Redford's `River' Serves Better as Nature Study
The film hews perhaps too closely to the Norman Maclean novella
THERE is no denying Robert Redford's love for the timeless beauty of the American landscape. The filmmaking workshop he founded, called the Sundance Institute, is located deep in the Utah Rockies, and his concern for conservation and native-American affairs is well known.
Mr. Redford's new movie, "A River Runs Through It," reflects these interests in its title, its story, and its gorgeous images of Montana's mountainous terrain. Although he doesn't appear in the film, Redford narrates it with obvious respect for the Norman Maclean novella it's based on; and he has directed it with careful regard not only for the characters, but also for the natural settings that surround them.
Unfortunately, that regard is a little too careful in the long run. The movie gets bogged down in its own reverent attitudes, slipping into a static pictorialization that's visually striking but fails to illuminate or enhance the deep feelings Redford wants to explore.
To its credit, "A River Runs Through It" touches on aspects of life that most movies prefer to take for granted or pass over, such as religion and the satisfactions of family life. More important, it acknowledges the complexity of those subjects - showing how hard it can be for a deeply religious father to guide his children toward a responsible life, for instance, and how even a loving family can be undermined by temptations that beset the young.
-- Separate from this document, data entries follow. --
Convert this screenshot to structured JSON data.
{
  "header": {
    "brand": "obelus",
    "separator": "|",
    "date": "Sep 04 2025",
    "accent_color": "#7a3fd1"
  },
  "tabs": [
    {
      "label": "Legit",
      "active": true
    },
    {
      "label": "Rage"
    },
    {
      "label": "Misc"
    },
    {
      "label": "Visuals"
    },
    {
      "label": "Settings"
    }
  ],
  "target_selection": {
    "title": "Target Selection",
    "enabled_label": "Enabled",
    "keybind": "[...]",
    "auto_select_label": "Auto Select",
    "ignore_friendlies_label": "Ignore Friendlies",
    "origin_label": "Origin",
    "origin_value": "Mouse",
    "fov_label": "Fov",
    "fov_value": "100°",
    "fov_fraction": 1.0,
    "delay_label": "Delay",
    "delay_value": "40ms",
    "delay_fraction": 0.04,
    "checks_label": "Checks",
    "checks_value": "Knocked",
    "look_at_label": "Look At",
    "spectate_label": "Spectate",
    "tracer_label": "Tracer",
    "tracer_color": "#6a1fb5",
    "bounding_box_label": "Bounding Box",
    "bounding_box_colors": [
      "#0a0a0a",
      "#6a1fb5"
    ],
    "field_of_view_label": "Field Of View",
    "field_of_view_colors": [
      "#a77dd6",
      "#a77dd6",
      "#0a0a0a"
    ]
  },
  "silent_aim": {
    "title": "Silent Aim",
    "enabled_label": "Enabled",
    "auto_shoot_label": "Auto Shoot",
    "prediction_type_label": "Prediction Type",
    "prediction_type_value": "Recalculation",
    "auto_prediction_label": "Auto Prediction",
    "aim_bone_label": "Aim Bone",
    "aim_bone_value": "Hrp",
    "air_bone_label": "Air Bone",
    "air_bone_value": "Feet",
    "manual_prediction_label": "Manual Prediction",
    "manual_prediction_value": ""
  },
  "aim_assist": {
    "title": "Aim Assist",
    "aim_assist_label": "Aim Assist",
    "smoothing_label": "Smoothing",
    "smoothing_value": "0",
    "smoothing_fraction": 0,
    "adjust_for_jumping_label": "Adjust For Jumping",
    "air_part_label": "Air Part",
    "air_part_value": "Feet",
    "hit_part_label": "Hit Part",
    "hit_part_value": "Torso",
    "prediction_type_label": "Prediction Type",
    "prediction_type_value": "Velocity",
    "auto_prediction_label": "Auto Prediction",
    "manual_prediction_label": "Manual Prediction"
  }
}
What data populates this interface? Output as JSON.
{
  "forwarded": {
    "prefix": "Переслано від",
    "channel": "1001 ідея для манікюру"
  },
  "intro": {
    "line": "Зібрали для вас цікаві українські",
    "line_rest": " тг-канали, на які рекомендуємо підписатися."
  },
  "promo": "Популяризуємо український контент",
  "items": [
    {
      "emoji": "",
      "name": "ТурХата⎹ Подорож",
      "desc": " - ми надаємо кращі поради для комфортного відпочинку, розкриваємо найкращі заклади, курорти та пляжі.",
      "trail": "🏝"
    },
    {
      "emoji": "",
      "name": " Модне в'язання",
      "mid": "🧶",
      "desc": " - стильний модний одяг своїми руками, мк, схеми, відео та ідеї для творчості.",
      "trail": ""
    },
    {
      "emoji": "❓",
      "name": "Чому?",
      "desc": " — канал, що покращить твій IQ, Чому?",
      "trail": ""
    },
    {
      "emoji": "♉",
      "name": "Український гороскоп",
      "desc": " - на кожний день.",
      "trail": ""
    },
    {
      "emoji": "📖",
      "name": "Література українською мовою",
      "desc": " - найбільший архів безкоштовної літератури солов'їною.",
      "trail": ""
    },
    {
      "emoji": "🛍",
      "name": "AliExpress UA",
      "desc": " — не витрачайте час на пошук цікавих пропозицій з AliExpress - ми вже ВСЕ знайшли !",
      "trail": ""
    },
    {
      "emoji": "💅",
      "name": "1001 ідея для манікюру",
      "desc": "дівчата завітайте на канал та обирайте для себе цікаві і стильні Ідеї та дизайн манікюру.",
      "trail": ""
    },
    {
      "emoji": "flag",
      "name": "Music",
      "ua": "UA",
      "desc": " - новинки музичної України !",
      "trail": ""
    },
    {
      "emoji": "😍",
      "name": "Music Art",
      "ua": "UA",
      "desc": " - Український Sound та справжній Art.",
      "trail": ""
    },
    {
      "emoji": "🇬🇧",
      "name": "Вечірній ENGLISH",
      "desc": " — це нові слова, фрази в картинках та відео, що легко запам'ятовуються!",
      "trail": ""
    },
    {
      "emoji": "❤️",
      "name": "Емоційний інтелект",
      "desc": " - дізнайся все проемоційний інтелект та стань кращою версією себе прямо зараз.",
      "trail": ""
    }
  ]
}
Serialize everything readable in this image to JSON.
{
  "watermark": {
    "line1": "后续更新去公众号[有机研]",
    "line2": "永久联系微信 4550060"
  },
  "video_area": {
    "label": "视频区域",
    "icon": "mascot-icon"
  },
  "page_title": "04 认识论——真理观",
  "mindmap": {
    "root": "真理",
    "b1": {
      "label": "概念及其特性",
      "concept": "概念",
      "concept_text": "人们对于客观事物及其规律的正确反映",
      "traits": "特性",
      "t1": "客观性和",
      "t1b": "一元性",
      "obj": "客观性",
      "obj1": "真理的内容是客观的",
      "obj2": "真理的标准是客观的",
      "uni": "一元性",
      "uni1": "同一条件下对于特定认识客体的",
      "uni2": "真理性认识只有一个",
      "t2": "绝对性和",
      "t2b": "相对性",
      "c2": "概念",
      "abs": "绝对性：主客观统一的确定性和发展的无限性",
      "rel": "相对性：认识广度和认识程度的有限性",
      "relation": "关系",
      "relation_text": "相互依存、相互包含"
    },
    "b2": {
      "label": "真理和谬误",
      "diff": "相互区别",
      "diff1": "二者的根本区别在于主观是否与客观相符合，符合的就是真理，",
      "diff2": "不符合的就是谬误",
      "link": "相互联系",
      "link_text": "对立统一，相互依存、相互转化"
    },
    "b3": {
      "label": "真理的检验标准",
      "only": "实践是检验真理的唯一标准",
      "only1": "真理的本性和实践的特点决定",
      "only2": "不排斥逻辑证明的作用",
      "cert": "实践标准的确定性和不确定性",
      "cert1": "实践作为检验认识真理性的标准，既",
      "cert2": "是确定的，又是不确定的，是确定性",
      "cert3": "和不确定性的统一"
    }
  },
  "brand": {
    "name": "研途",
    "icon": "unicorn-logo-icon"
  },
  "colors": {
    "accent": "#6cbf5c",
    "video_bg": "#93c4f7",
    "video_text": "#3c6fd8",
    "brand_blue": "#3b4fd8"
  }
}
The main characters are brothers in such a family - their father is a Presbyterian minister - and while one remains true to the values he was taught as a child, the other succumbs to destructive pleasures even while maintaining his ties to the land and the family that nurtured him. The ending is tragic, yet it emphasizes the resilience that a secure upbringing and a wealth of fond memories can help to provide, even in the most trying circumstances.
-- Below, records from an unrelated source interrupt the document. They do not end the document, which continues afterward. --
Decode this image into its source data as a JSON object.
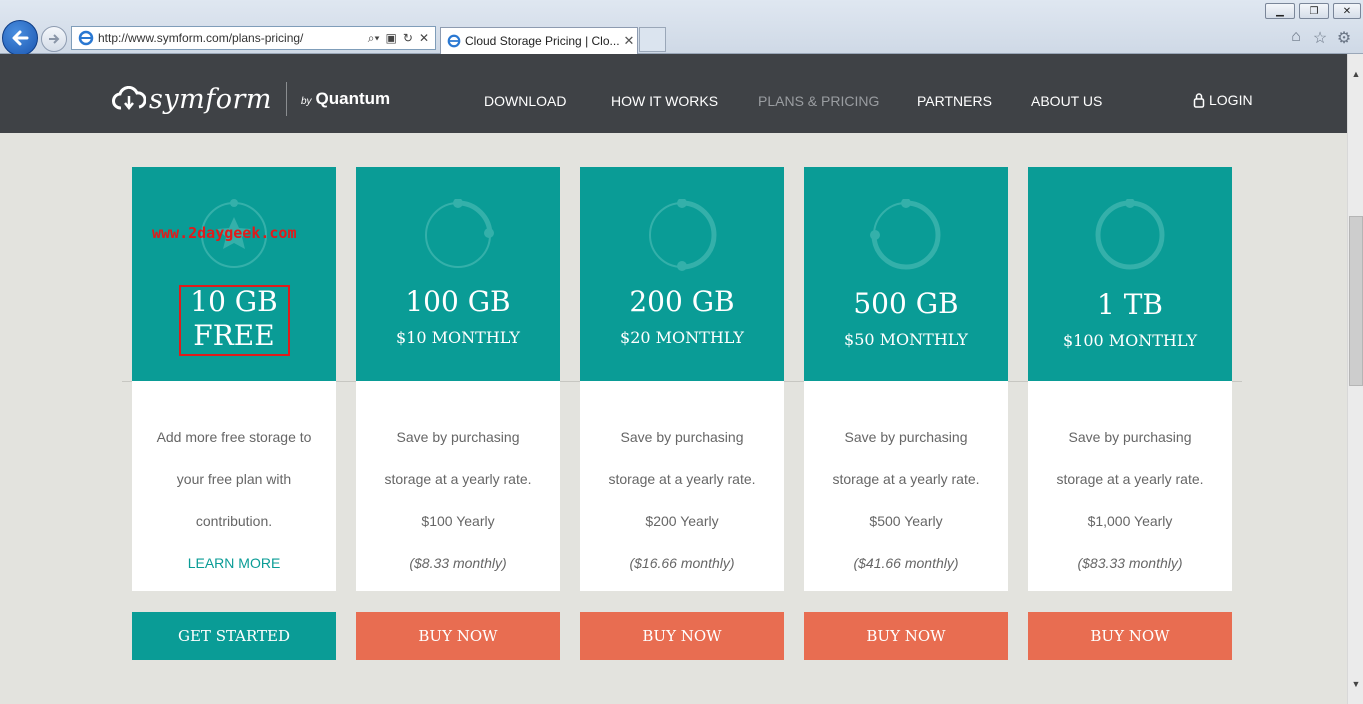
{
  "browser": {
    "url": "http://www.symform.com/plans-pricing/",
    "tab_title": "Cloud Storage Pricing | Clo...",
    "window_controls": [
      "minimize",
      "restore",
      "close"
    ],
    "tools": [
      "home-icon",
      "star-icon",
      "gear-icon"
    ]
  },
  "header": {
    "logo_word": "symform",
    "logo_by": "by",
    "logo_company": "Quantum",
    "nav": [
      "DOWNLOAD",
      "HOW IT WORKS",
      "PLANS & PRICING",
      "PARTNERS",
      "ABOUT US"
    ],
    "active_nav": "PLANS & PRICING",
    "login": "LOGIN"
  },
  "watermark": "www.2daygeek.com",
  "colors": {
    "teal": "#0a9c96",
    "orange": "#e86d51",
    "header": "#3f4246",
    "annotation": "#e11b1b"
  },
  "plans": [
    {
      "title_line1": "10 GB",
      "title_line2": "FREE",
      "price": "",
      "lines": [
        "Add more free storage to",
        "your free plan with",
        "contribution."
      ],
      "extra": "",
      "link": "LEARN MORE",
      "button": "GET STARTED"
    },
    {
      "title_line1": "100 GB",
      "price": "$10 MONTHLY",
      "lines": [
        "Save by purchasing",
        "storage at a yearly rate.",
        "$100 Yearly"
      ],
      "extra": "($8.33 monthly)",
      "button": "BUY NOW"
    },
    {
      "title_line1": "200 GB",
      "price": "$20 MONTHLY",
      "lines": [
        "Save by purchasing",
        "storage at a yearly rate.",
        "$200 Yearly"
      ],
      "extra": "($16.66 monthly)",
      "button": "BUY NOW"
    },
    {
      "title_line1": "500 GB",
      "price": "$50 MONTHLY",
      "lines": [
        "Save by purchasing",
        "storage at a yearly rate.",
        "$500 Yearly"
      ],
      "extra": "($41.66 monthly)",
      "button": "BUY NOW"
    },
    {
      "title_line1": "1 TB",
      "price": "$100 MONTHLY",
      "lines": [
        "Save by purchasing",
        "storage at a yearly rate.",
        "$1,000 Yearly"
      ],
      "extra": "($83.33 monthly)",
      "button": "BUY NOW"
    }
  ]
}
RIVER Runs Through It" is gorgeously filmed by cinematographer Philippe Rousselot, vividly conveying rural Montana between 1910 and 1935, when the picture takes place. It works better as a nature and historical study than as a drama, though.
Redford moves the action at a leisurely pace that's absorbing at first, but soon becomes poky and even lethargic.
Richard Friedenberg's screenplay also has problems, including the fact that many crucial plot events take place off-screen, which makes it hard to stay fully involved with them. It's clear the movie wants to be tactful, especially when dealing with the sins of the ill-destined brother, but here the virtue of discretion shades into the vice of faint-heartedness.
The performances, meanwhile, are more pleasant than persuasive. Craig Sheffer is credible as the brother who makes good, but Brad Pitt - as the brother prone to fits of excess and violence - never gives us a clue as to why his character has all these problems.
Tom Skerritt doesn't help as their devout father, dishing out the stodginess and stuffiness of a stereotyped Hollywood minister; and Brenda Blethyn is just a cipher as their mother.
"A River Runs Through It" tackles important issues and embraces commendable values. As a bonus, it also serves up the most exquisite trout-fishing scenes in memory. (The closing titles state that no fish were killed in the filming process, but were caught with humane procedures and then returned to their watery habitat to swim another day.) But for all its good intentions, the picture doesn't manage to come alive. Ultimately it has little to teach or reveal about the family dynamics it explores.
* Rated PG for brief nudity and some vulgar language.